The sage function that I found is: sage.graphs.graph_coloring.edge_coloring

That seems generic for graphs (non only planar graphs). I run 15 tests, and to color random graphs with 196 vertices and 294 edges, took:

• 7, 73, 54, 65, 216, 142, 15, 14, 21, 73, 24, 15, 32, 72, 232 seconds

If I increase the number of vertices and edges, the edge_coloring funtion takes very long time.

Can you address me to more efficient edge coloring algorithms (only three colors to use) in Sage or other frameworks (or a reference to papers), for planar embedded graphs (cubic graphs)?

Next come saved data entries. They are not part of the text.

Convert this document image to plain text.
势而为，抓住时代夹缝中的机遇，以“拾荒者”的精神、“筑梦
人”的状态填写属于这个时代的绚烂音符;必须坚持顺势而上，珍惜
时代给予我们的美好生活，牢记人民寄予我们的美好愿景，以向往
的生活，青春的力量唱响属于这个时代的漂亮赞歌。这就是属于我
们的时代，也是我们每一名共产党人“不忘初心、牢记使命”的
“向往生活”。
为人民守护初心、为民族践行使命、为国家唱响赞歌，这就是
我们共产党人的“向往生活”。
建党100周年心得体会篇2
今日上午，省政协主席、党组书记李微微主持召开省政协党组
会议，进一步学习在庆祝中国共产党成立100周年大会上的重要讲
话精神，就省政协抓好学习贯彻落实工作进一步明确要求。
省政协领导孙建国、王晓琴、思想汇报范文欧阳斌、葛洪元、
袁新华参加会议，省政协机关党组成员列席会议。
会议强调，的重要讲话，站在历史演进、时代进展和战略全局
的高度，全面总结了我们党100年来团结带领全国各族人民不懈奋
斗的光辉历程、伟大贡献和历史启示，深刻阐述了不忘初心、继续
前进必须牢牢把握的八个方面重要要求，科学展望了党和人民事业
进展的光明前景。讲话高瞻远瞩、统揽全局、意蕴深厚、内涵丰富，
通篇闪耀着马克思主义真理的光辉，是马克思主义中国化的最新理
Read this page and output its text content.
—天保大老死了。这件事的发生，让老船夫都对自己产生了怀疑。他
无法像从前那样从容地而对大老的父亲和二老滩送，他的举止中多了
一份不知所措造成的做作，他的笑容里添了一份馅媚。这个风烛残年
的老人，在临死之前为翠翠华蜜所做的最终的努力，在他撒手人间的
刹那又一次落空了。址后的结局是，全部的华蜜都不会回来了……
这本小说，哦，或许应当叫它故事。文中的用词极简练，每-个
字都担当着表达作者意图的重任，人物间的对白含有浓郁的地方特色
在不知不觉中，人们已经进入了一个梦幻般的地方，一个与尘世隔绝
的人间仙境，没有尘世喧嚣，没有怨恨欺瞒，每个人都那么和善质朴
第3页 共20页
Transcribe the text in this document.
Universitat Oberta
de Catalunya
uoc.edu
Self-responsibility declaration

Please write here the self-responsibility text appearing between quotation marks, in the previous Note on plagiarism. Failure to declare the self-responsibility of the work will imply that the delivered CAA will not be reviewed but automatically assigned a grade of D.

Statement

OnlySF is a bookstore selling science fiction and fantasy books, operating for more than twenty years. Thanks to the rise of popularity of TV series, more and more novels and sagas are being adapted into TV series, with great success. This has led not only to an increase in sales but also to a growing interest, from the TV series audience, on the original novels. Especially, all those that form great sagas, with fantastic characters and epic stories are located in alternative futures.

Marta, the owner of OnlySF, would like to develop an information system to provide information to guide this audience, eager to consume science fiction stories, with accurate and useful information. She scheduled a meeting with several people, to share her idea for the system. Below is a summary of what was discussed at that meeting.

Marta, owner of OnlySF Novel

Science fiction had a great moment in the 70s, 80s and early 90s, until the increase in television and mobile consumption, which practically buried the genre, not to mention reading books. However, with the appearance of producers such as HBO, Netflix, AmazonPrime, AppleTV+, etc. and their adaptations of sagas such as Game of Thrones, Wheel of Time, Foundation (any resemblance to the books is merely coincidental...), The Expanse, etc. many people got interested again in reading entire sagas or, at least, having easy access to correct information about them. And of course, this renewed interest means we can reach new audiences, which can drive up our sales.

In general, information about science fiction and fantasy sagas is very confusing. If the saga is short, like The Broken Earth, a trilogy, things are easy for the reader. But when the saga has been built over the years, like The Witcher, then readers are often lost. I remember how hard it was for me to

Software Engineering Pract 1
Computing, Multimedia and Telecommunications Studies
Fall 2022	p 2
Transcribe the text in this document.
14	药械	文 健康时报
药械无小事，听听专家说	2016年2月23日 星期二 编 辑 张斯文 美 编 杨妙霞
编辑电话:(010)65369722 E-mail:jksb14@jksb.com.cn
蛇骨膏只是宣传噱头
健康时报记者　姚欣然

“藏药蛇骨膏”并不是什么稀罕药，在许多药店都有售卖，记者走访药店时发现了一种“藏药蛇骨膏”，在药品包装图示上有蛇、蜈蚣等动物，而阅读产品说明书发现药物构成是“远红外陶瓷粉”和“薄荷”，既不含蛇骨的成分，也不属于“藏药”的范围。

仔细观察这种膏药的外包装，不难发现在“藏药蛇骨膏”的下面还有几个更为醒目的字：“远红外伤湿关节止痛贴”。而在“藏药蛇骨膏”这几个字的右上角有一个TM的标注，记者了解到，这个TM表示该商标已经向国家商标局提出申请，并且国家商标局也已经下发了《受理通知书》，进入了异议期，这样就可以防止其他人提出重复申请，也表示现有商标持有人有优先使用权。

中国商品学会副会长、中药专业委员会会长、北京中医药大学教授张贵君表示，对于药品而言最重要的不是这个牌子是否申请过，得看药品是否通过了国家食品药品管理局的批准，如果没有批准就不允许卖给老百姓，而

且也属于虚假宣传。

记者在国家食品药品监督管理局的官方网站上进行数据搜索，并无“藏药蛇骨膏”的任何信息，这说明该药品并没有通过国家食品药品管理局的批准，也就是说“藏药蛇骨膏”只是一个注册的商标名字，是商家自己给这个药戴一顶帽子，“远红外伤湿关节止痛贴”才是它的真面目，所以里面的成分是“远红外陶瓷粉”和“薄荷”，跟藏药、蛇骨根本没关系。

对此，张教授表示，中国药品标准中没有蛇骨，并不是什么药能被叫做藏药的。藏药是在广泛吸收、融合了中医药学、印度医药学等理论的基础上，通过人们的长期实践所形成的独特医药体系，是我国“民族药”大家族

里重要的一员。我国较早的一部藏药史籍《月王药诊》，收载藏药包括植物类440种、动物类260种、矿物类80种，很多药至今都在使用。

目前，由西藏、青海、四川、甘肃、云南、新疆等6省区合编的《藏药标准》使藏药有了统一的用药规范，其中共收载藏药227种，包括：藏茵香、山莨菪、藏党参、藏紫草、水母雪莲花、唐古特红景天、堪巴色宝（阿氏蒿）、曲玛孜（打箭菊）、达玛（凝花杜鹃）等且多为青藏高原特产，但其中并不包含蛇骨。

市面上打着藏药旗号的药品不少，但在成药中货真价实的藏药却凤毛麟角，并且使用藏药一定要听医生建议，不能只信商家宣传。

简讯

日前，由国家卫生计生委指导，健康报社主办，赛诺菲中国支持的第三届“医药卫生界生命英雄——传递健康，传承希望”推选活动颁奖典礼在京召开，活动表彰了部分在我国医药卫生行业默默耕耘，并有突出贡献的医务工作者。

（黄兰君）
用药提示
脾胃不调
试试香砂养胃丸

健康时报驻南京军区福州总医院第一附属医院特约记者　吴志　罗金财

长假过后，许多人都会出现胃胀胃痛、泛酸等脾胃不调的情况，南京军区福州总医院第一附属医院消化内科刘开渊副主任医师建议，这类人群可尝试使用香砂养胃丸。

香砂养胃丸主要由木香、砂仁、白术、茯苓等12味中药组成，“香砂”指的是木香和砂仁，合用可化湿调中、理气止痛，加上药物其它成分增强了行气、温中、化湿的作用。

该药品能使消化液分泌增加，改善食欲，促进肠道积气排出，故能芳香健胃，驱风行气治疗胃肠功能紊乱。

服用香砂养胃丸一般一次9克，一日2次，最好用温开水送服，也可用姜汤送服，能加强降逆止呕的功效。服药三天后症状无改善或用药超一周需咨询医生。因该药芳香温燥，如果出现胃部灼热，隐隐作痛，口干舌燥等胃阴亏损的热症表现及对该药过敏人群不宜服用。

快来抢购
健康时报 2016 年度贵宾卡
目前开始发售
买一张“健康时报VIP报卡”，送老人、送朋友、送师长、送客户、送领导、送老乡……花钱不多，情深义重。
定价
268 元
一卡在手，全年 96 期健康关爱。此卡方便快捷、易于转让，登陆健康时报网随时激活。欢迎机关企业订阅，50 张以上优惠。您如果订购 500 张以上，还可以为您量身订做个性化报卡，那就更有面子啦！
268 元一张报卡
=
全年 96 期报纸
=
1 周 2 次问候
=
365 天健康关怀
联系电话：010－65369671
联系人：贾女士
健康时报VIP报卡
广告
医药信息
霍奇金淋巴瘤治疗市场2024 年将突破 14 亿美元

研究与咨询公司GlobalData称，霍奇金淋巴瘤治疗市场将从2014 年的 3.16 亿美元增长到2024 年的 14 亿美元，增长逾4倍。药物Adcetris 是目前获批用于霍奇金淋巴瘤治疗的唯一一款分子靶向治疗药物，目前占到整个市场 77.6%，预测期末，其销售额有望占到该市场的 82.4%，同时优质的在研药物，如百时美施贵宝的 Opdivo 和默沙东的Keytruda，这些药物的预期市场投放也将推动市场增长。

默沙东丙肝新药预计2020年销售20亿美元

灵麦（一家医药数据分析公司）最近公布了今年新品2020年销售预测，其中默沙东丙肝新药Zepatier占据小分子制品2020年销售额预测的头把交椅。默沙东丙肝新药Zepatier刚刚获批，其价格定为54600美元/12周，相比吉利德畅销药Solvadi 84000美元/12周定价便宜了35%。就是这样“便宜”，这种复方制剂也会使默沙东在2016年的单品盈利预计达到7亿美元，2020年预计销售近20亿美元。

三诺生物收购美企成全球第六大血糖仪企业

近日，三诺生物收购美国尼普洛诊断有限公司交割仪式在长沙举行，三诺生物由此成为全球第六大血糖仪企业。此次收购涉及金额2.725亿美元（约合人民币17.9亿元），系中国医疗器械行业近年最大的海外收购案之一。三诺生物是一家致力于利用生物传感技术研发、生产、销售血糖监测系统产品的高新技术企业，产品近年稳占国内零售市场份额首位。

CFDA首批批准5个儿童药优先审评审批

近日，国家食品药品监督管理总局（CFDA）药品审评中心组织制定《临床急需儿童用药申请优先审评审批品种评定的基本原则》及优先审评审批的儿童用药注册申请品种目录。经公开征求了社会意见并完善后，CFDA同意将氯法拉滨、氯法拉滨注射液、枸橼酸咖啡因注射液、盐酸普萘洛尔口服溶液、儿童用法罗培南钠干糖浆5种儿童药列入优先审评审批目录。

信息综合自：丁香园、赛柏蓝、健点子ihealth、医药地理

from sage.graphs.graph_coloring import edge_coloring
from datetime import datetime


###########################################################################
# Return a face as a list of ordered vertices. Used to create random graphs
# Taken on the internet (http://trac.sagemath.org/ticket/6236)
###########################################################################
def faces_by_vertices(g):
    d = {}
    for key, val in g.get_embedding().iteritems():
        d[key] = dict(zip(val, val[1:] + [val[0]]))
    list_faces = []
    for start in d:
        while d[start]:
            face = []
            prev = start
            _, curr = d[start].popitem()
            face.append(start)
            while curr != start:
                face.append(curr)
                prev, curr = (curr, d[curr].pop(prev))
            list_faces.append(face)

    return list_faces


#################################################################################################
# Return the dual of a graph. Used to create random graphs
# Taken on the internet: to make a dual of a triangulation (http://trac.sagemath.org/ticket/6236)
#################################################################################################
def graph_dual(g):
    f = [tuple(face) for face in faces_by_vertices(g)]
    f_edges = [tuple(zip(i, i[1:] + (i[0],))) for i in f]
    dual = Graph([f_edges, lambda f1, f2: set(f1).intersection([(e[1], e[0]) for e in f2])])

    return dual



for i in range(15):
    tmp_g = graphs.RandomTriangulation(100)  # Random triangulation on the surface of a sphere
    void = tmp_g.is_planar(set_embedding = True, set_pos = True)  # Cannot calculate the dual if the graph has not been embedded
    the_graph = graph_dual(tmp_g)  # The dual of a triangulation is a 3-regular planar graph
    the_graph.allow_loops(False)
    the_graph.allow_multiple_edges(False)
    void = the_graph.relabel()  # The dual of a triangulation will have vertices represented by lists - triangles (v1, v2, v3) instead of a single value

    t1 = datetime.now()
    void = edge_coloring(the_graph)
    t2 = datetime.now()
    delta = t2 - t1
    print ("Execution number: ", i, ", time: ", delta.seconds)

Answer 1

There is a quadratic-time algorithm for 3-edge-colouring a planar cubic graph, as described in the accepted answer to:

https://cstheory.stackexchange.com/questions/2578/complexity-of-edge-coloring-in-planar-graphs

Specifically, do the following:

• Find an embedding of the graph in the plane (which takes linear time);
• Create the planar dual graph (straightforward);
• Find a 4-colouring of the dual graph (quadratic time);
• Compute the associated 3-edge-colouring of the original graph (again, straightforward).

I don't know whether this has been implemented in software.